角を曲がると、大伍の家は塀に隠れ見えなくなった。そこで男の刑事が言った。
「なんとか尾行を開始できたみたいです。」
「そうですか。」
「そちらの様子はどうでしたか?」
男は無線で話していたから、母親と女の会話を一切聞いていない。興味津々といった風に聞いた。

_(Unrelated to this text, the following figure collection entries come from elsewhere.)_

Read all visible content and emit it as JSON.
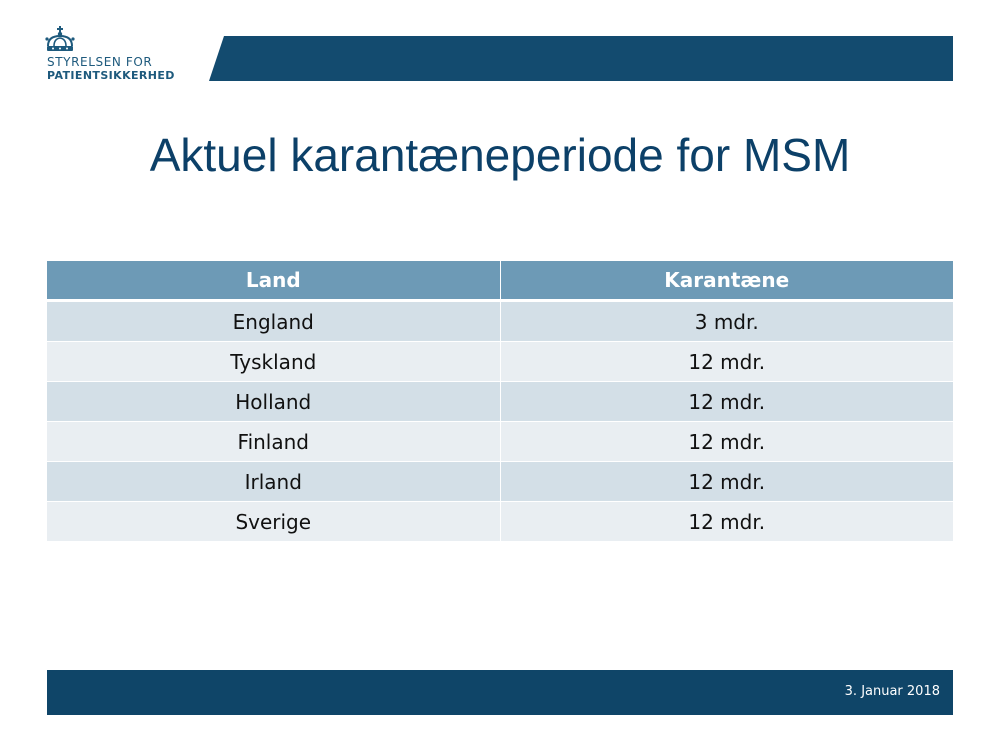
{
  "logo": {
    "line1": "STYRELSEN FOR",
    "line2": "PATIENTSIKKERHED"
  },
  "slide": {
    "title": "Aktuel karantæneperiode for MSM"
  },
  "table": {
    "headers": [
      "Land",
      "Karantæne"
    ],
    "rows": [
      [
        "England",
        "3 mdr."
      ],
      [
        "Tyskland",
        "12 mdr."
      ],
      [
        "Holland",
        "12 mdr."
      ],
      [
        "Finland",
        "12 mdr."
      ],
      [
        "Irland",
        "12 mdr."
      ],
      [
        "Sverige",
        "12 mdr."
      ]
    ]
  },
  "footer": {
    "date": "3. Januar 2018"
  },
  "colors": {
    "brand_dark": "#0f4568",
    "header_bar": "#134b6f",
    "table_header": "#6d9ab6",
    "row_odd": "#d3dfe7",
    "row_even": "#e9eef2",
    "title_text": "#0c4068"
  },
  "icons": {
    "logo_mark": "crown-icon"
  }
}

「何か知っているみたいね。でも、詳しくは知らないって感じでもある。だから、母親のセンからいくより、尾行している山本君達の報告を待った方がいいかもしれないわね。」
女は所謂キャリア組というやつだ。母親は無事にやり過ごしたつもりかも知れないが、実はすべてお見通しだったわけだ。
「やはり、クロですかね?」
「わからない・・・。目撃者の話ではホシは顔に大きな傷があるって話だけど、さっきすれ違った時に顔に傷あった?」
「いえ、なかったです。」
「そんな大きな傷、一日やそこらで治るはずがない。と言うか、仮に治ったとしても大きな跡が残るはずよ。でも、それ以外はまるで同一人物のような口ぶり・・・。これが何を意味するのかしら?」
「さぁ・・・。」
男はたたき上げの刑事という感じだ。もっとも、それは風体だけで実際に手柄を立てた事などない。いつも押せ押せの捜査で、却って現場を混乱させる。だから、出世もせず後から入ってきた女がいつの間にか上司と言った有様だった。